Unit 4: Learning Dynamics with Neural Differential Equations

Published

12/06/2026

Unit 3 §3.1 introduced ODEs as \dot{\mathbf{x}} = f(\mathbf{x}, t) and let OrdinaryDiffEq.jl integrate them. This unit takes the next step: make f itself learnable. Two routes — replace f entirely with a neural network (Neural ODEs), or splice a small network into known physics (UDEs). The first is the bridge from deep networks to continuous-depth models; the second sets up every inverse problem in the capstone.

We treat the solver as a black box throughout — adaptive step-size control, stiff vs non-stiff, implicit methods are deliberately out of scope. Pick the right solver, trust it, and focus on the dynamics.

4.1 ODEs as models of dynamics

Before we let neural networks loose on a vector field we need one more layer of ODE intuition: the qualitative behaviours that distinguish interesting dynamics from boring ones.

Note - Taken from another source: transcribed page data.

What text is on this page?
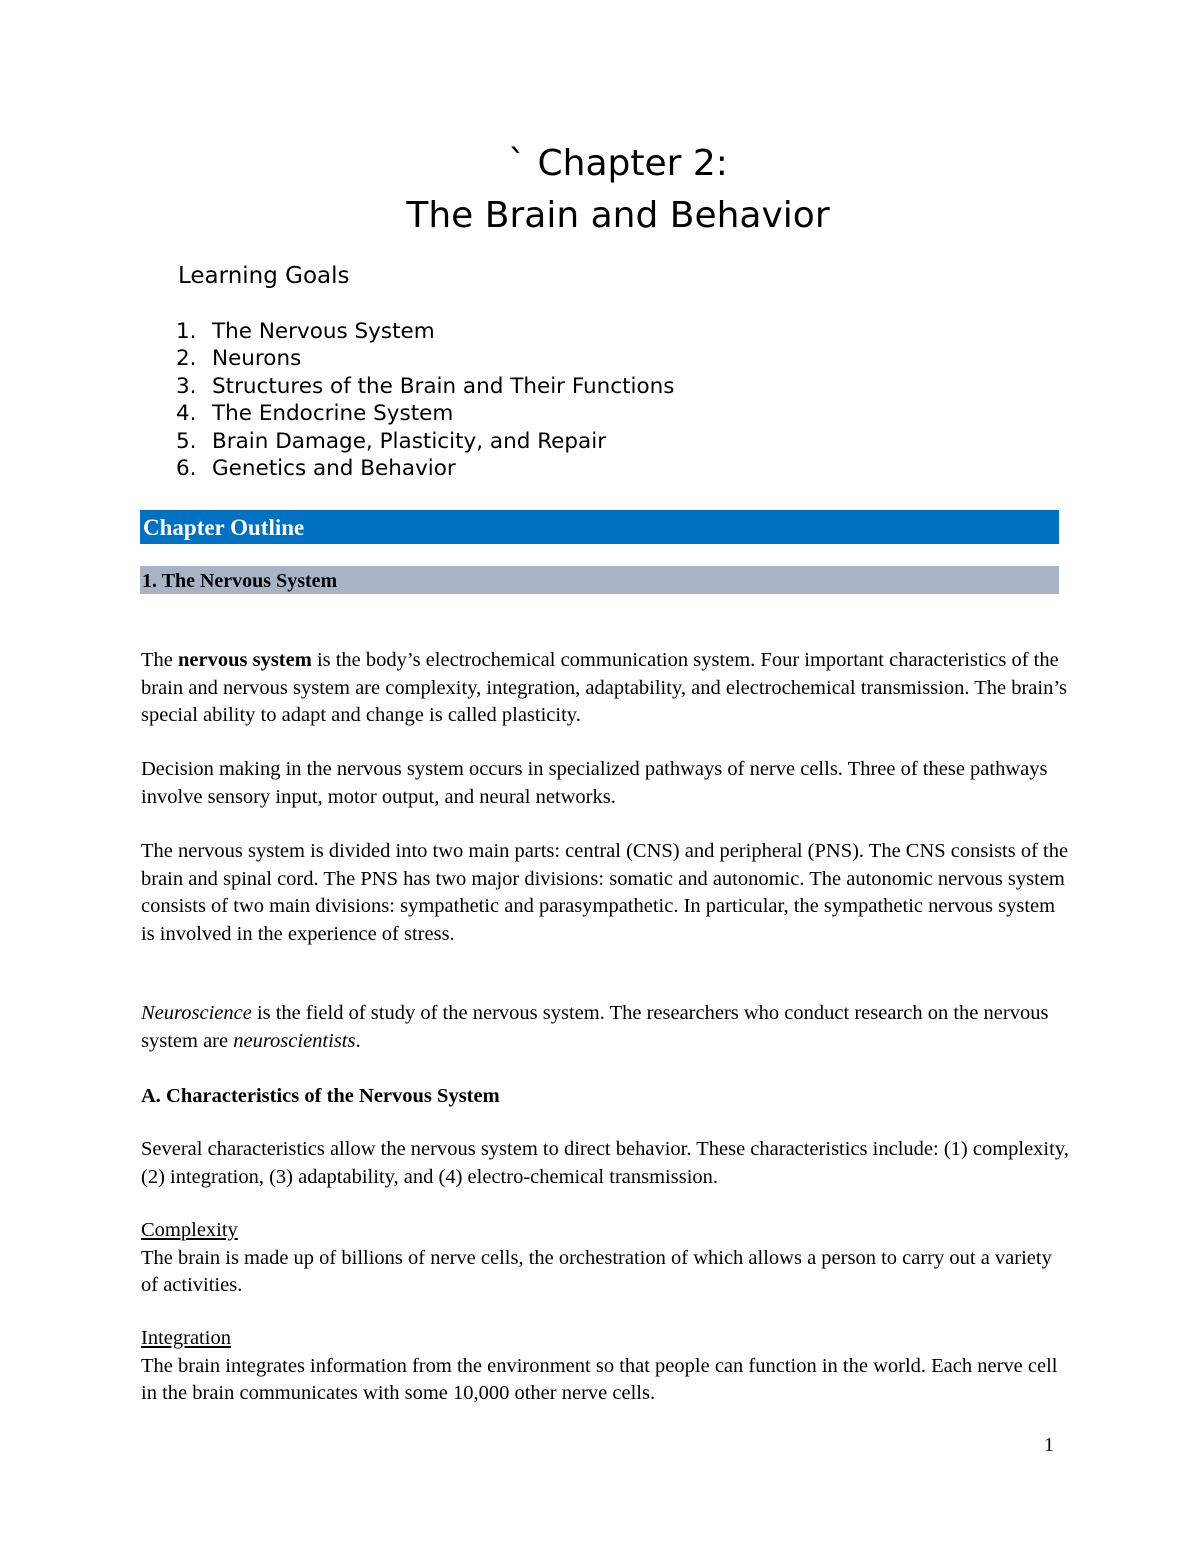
` Chapter 2:
The Brain and Behavior
Learning Goals
1. The Nervous System
2. Neurons
3. Structures of the Brain and Their Functions
4. The Endocrine System
5. Brain Damage, Plasticity, and Repair
6. Genetics and Behavior
Chapter Outline
1. The Nervous System

The nervous system is the body’s electrochemical communication system. Four important characteristics of the brain and nervous system are complexity, integration, adaptability, and electrochemical transmission. The brain’s special ability to adapt and change is called plasticity.

Decision making in the nervous system occurs in specialized pathways of nerve cells. Three of these pathways involve sensory input, motor output, and neural networks.

The nervous system is divided into two main parts: central (CNS) and peripheral (PNS). The CNS consists of the brain and spinal cord. The PNS has two major divisions: somatic and autonomic. The autonomic nervous system consists of two main divisions: sympathetic and parasympathetic. In particular, the sympathetic nervous system is involved in the experience of stress.

Neuroscience is the field of study of the nervous system. The researchers who conduct research on the nervous system are neuroscientists.

A. Characteristics of the Nervous System

Several characteristics allow the nervous system to direct behavior. These characteristics include: (1) complexity, (2) integration, (3) adaptability, and (4) electro-chemical transmission.

Complexity
The brain is made up of billions of nerve cells, the orchestration of which allows a person to carry out a variety of activities.

Integration
The brain integrates information from the environment so that people can function in the world. Each nerve cell in the brain communicates with some 10,000 other nerve cells.

1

The next two subsubsections lay this out (equilibria, limit cycles, chaos) and then put one example — Lotka–Volterra — under the microscope in Julia and Python so the cross-ecosystem reflex from Unit 3 §3.1 carries over.

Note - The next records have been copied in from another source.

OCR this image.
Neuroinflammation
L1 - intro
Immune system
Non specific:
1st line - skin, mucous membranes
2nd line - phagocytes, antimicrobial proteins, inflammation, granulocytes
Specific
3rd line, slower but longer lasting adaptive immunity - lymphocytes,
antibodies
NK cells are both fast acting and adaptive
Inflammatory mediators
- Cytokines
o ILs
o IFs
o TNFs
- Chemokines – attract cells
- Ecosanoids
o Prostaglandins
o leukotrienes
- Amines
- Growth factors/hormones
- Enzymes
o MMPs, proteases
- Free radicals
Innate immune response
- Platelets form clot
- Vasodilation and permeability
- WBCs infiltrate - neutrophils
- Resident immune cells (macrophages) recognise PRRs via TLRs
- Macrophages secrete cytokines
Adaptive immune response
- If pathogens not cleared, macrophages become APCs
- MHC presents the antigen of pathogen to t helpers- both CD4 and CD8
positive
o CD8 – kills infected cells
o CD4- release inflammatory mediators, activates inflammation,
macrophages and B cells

The IVP setup from Unit 3 §3.1 carries over verbatim:

\dot{\mathbf{x}}(t) = f(\mathbf{x}(t), t),\qquad \mathbf{x}(0) = \mathbf{x}_0.

What’s new in this unit is the phenomenology — nonlinear ODEs admit qualitative behaviours linear systems can’t:

  • Equilibria — fixed points \mathbf{x}^* where f(\mathbf{x}^*) = 0. Stability is read off from the eigenvalues of the Jacobian J = \partial f / \partial \mathbf{x} at \mathbf{x}^*.
  • Limit cycles — closed orbits that attract nearby trajectories. Linear systems can’t have these; the simplest example is Lotka–Volterra.
  • Chaos — bounded, aperiodic, sensitive dependence on initial conditions. The Lorenz system we revisit in Unit 3 §3.4 (SINDy) lives here.

Worked example: Lotka–Volterra

A classical two-species predator–prey model:

\dot{x} = \alpha x - \beta x y, \qquad \dot{y} = \delta x y - \gamma y.

For positive (\alpha, \beta, \gamma, \delta) the system has a non-trivial fixed point (\gamma/\delta,\, \alpha/\beta) surrounded by closed orbits — a structurally robust limit cycle that’s a favourite testbed for SciML methods (we’ll meet it again in §4.3).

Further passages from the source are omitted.